2019-07-02 12:54:46.169115: I tensorflow/core/platform/cpu_feature_guard.cc:141] Your CPU supports instructions that this TensorFlow binary was not compiled to use: AVX AVX2
2019-07-02 12:54:46.328165: I tensorflow/core/common_runtime/gpu/gpu_device.cc:1433] Found device 0 with properties:
name: GeForce GTX 1060 6GB major: 6 minor: 1 memoryClockRate(GHz): 1.835
pciBusID: 0000:01:00.0
totalMemory: 6.00GiB freeMemory: 4.97GiB
2019-07-02 12:54:46.332011: I tensorflow/core/common_runtime/gpu/gpu_device.cc:1512] Adding visible gpu devices: 0
2019-07-02 12:54:46.780035: I tensorflow/core/common_runtime/gpu/gpu_device.cc:984] Device interconnect StreamExecutor with strength 1 edge matrix:
2019-07-02 12:54:46.782437: I tensorflow/core/common_runtime/gpu/gpu_device.cc:990] 0
2019-07-02 12:54:46.784090: I tensorflow/core/common_runtime/gpu/gpu_device.cc:1003] 0: N
2019-07-02 12:54:46.785529: I tensorflow/core/common_runtime/gpu/gpu_device.cc:1115] Created TensorFlow device (/job:localhost/replica:0/task:0/device:GPU:0 with 4716 MB memory) -> physical GPU (device: 0, name: GeForce GTX 1060 6GB, pci bus id: 0000:01:00.0, compute capability: 6.1)

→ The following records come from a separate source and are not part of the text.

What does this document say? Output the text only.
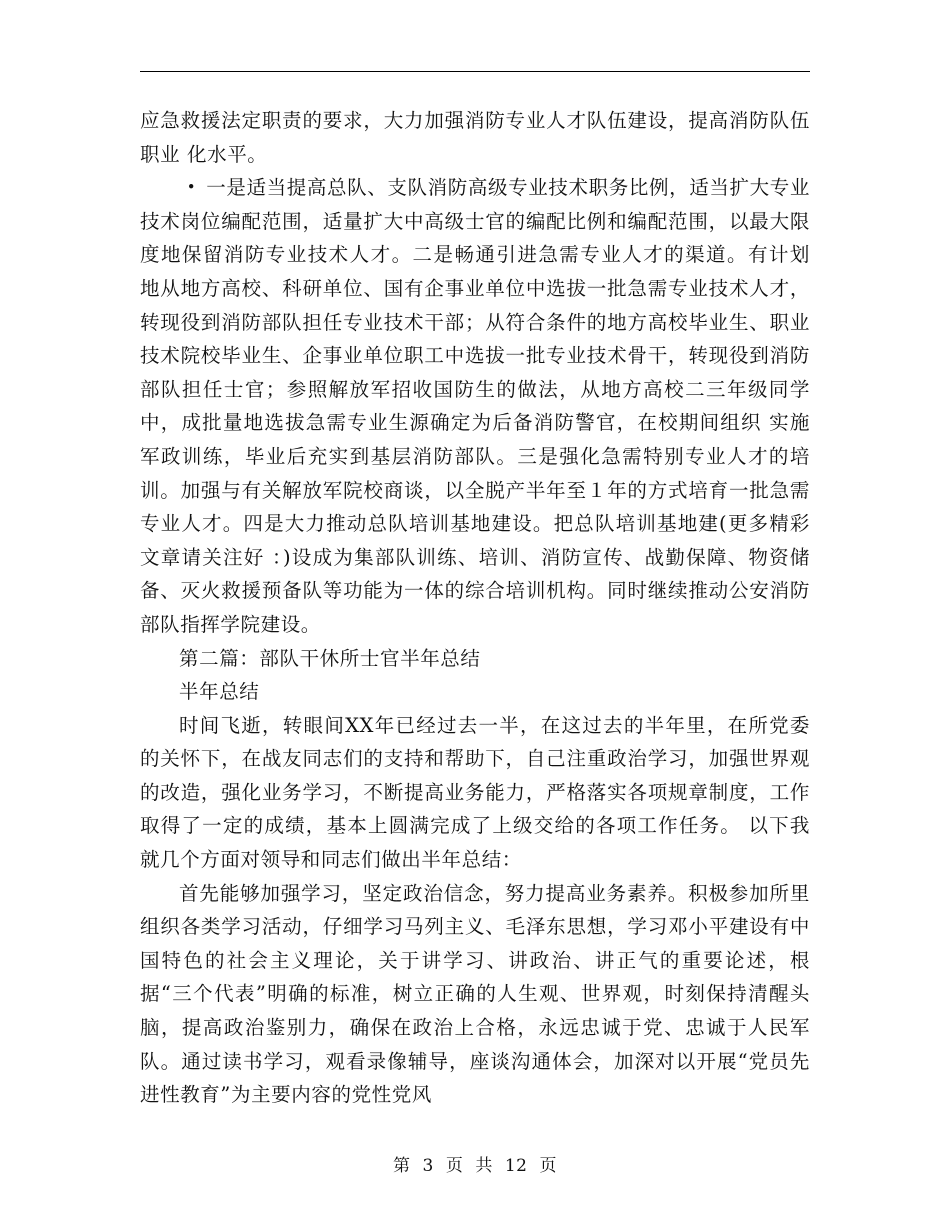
应急救援法定职责的要求，大力加强消防专业人才队伍建设，提高消防队伍职业 化水平。

• 一是适当提高总队、支队消防高级专业技术职务比例，适当扩大专业技术岗位编配范围，适量扩大中高级士官的编配比例和编配范围，以最大限度地保留消防专业技术人才。二是畅通引进急需专业人才的渠道。有计划 地从地方高校、科研单位、国有企事业单位中选拔一批急需专业技术人才，转现役到消防部队担任专业技术干部；从符合条件的地方高校毕业生、职业技术院校毕业生、企事业单位职工中选拔一批专业技术骨干，转现役到消防部队担任士官；参照解放军招收国防生的做法，从地方高校二三年级同学中，成批量地选拔急需专业生源确定为后备消防警官，在校期间组织 实施军政训练，毕业后充实到基层消防部队。三是强化急需特别专业人才的培训。加强与有关解放军院校商谈，以全脱产半年至１年的方式培育一批急需专业人才。四是大力推动总队培训基地建设。把总队培训基地建(更多精彩文章请关注好 ：)设成为集部队训练、培训、消防宣传、战勤保障、物资储备、灭火救援预备队等功能为一体的综合培训机构。同时继续推动公安消防部队指挥学院建设。

第二篇：部队干休所士官半年总结

半年总结

时间飞逝，转眼间XX年已经过去一半，在这过去的半年里，在所党委的关怀下，在战友同志们的支持和帮助下，自己注重政治学习，加强世界观的改造，强化业务学习，不断提高业务能力，严格落实各项规章制度，工作取得了一定的成绩，基本上圆满完成了上级交给的各项工作任务。 以下我就几个方面对领导和同志们做出半年总结：

首先能够加强学习，坚定政治信念，努力提高业务素养。积极参加所里组织各类学习活动，仔细学习马列主义、毛泽东思想，学习邓小平建设有中国特色的社会主义理论，关于讲学习、讲政治、讲正气的重要论述，根据“三个代表”明确的标准，树立正确的人生观、世界观，时刻保持清醒头脑，提高政治鉴别力，确保在政治上合格，永远忠诚于党、忠诚于人民军队。通过读书学习，观看录像辅导，座谈沟通体会，加深对以开展“党员先进性教育”为主要内容的党性党风

第 3 页 共 12 页
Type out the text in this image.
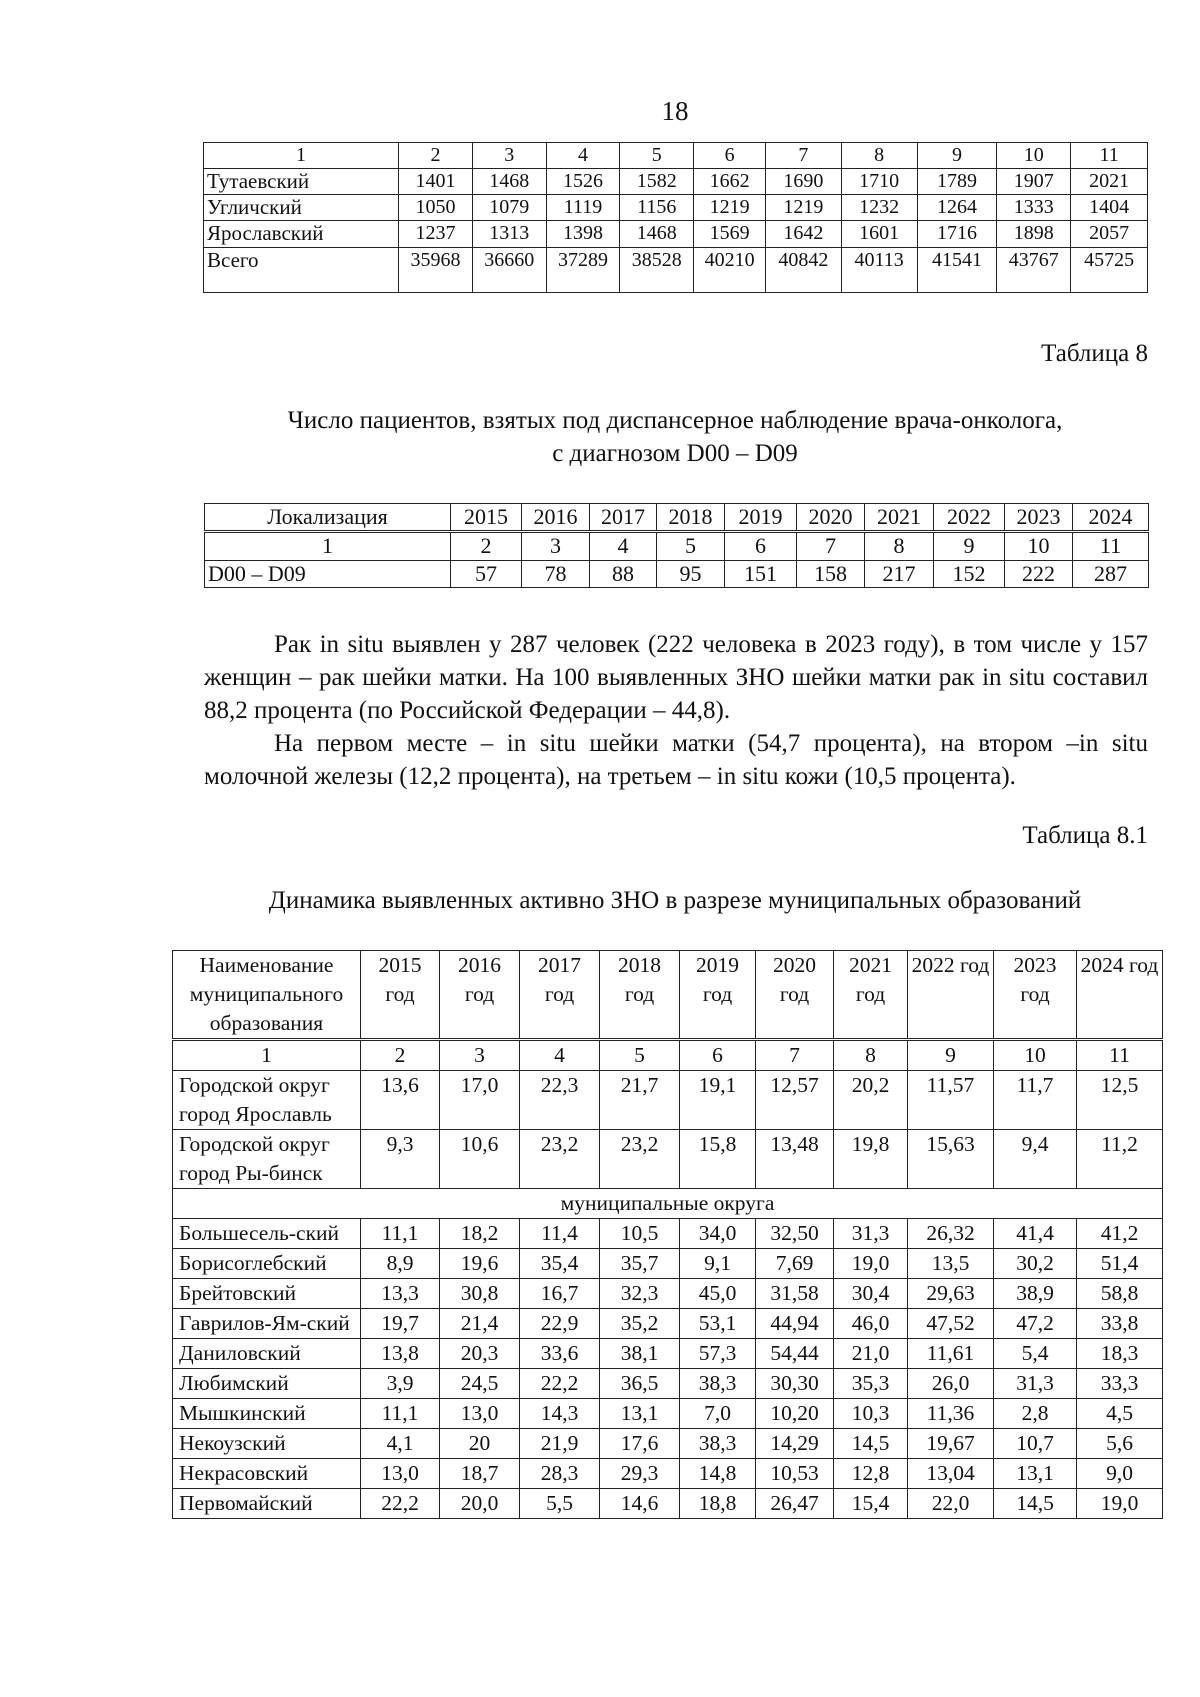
18
1	2	3	4	5	6	7	8	9	10	11
Тутаевский	1401	1468	1526	1582	1662	1690	1710	1789	1907	2021
Угличский	1050	1079	1119	1156	1219	1219	1232	1264	1333	1404
Ярославский	1237	1313	1398	1468	1569	1642	1601	1716	1898	2057
Всего	35968	36660	37289	38528	40210	40842	40113	41541	43767	45725
Таблица 8
Число пациентов, взятых под диспансерное наблюдение врача-онколога,
с диагнозом D00 – D09
Локализация	2015	2016	2017	2018	2019	2020	2021	2022	2023	2024
1	2	3	4	5	6	7	8	9	10	11
D00 – D09	57	78	88	95	151	158	217	152	222	287

Рак in situ выявлен у 287 человек (222 человека в 2023 году), в том числе у 157 женщин – рак шейки матки. На 100 выявленных ЗНО шейки матки рак in situ составил 88,2 процента (по Российской Федерации – 44,8).

На первом месте – in situ шейки матки (54,7 процента), на втором –in situ молочной железы (12,2 процента), на третьем – in situ кожи (10,5 процента).

Таблица 8.1
Динамика выявленных активно ЗНО в разрезе муниципальных образований
Наименование муниципального образования	2015 год	2016 год	2017 год	2018 год	2019 год	2020 год	2021 год	2022 год	2023 год	2024 год
1	2	3	4	5	6	7	8	9	10	11
Городской округ город Ярославль	13,6	17,0	22,3	21,7	19,1	12,57	20,2	11,57	11,7	12,5
Городской округ город Ры-бинск	9,3	10,6	23,2	23,2	15,8	13,48	19,8	15,63	9,4	11,2
муниципальные округа										
Большесель-ский	11,1	18,2	11,4	10,5	34,0	32,50	31,3	26,32	41,4	41,2
Борисоглебский	8,9	19,6	35,4	35,7	9,1	7,69	19,0	13,5	30,2	51,4
Брейтовский	13,3	30,8	16,7	32,3	45,0	31,58	30,4	29,63	38,9	58,8
Гаврилов-Ям-ский	19,7	21,4	22,9	35,2	53,1	44,94	46,0	47,52	47,2	33,8
Даниловский	13,8	20,3	33,6	38,1	57,3	54,44	21,0	11,61	5,4	18,3
Любимский	3,9	24,5	22,2	36,5	38,3	30,30	35,3	26,0	31,3	33,3
Мышкинский	11,1	13,0	14,3	13,1	7,0	10,20	10,3	11,36	2,8	4,5
Некоузский	4,1	20	21,9	17,6	38,3	14,29	14,5	19,67	10,7	5,6
Некрасовский	13,0	18,7	28,3	29,3	14,8	10,53	12,8	13,04	13,1	9,0
Первомайский	22,2	20,0	5,5	14,6	18,8	26,47	15,4	22,0	14,5	19,0
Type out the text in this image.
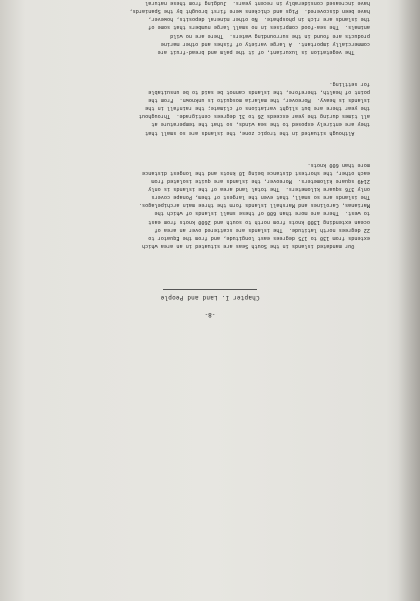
-8-
Chapter I. Land and People

Our mandated islands in the South Seas are situated in an area which
extends from 130 to 175 degrees east longitude, and from the Equator to
22 degrees north latitude.  The islands are scattered over an area of
ocean extending 1300 knots from north to south and 2600 knots from east
to west.  There are more than 600 of these small islands of which the
Marianas, Carolines and Marshall islands form the three main archipelagos.
The islands are so small, that even the largest of them, Ponape covers
only 376 square kilometers.  The total land area of the islands is only
2149 square kilometers.  Moreover, the islands are quite isolated from
each other, the shortest distance being 10 knots and the longest distance
more than 600 knots.

Although situated in the tropic zone, the islands are so small that
they are entirely exposed to the sea winds, so that the temperature at
all times during the year exceeds 26 to 31 degrees centigrade.  Throughout
the year there are but slight variations of climate; the rainfall in the
islands is heavy.  Moreover, the malaria mosquito is unknown.  From the
point of health, therefore, the islands cannot be said to be unsuitable
for settling.

The vegetation is luxuriant, of it the palm and bread-fruit are
commercially important.  A large variety of fishes and other marine
products are found in the surrounding waters.  There are no wild
animals.  The sea-food comprises in no small large numbers that some of
the islands are rich in phosphate.  No other mineral deposits, however,
have been discovered.  Pigs and chickens were first brought by the Spaniards,
have increased considerably in recent years.  Judging from these natural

Similarly using this line can also tell you what device is available
from tensorflow.python.client import device_lib
print(device_lib.list_local_devices())
Output like
[name: "/device:CPU:0"
device_type: "CPU"
memory_limit: 268435456
locality {
}
incarnation: 5904775635136544004, name: "/device:GPU:0"
device_type: "GPU"
memory_limit: 4945621811
locality {
bus_id: 1
links {
}
}
incarnation: 6075035587783531498
physical_device_desc: "device: 0, name: GeForce GTX 1060 6GB, pci bus id: 0000:01:00.0, compute capability: 6.1"]
Show debugging information from Tensorflow
If you cannot see the debugging information either in notebook or in the console, you may need to add this line to the front of the code.
import tensorflow as tf
tf.logging.set_verbosity(tf.logging.DEBUG)
We should do this line before importing the deeplabcut
(DLC imported tensorflow inside the package, so import it again will not change the settings.). Thus we will see the debugging information in the console!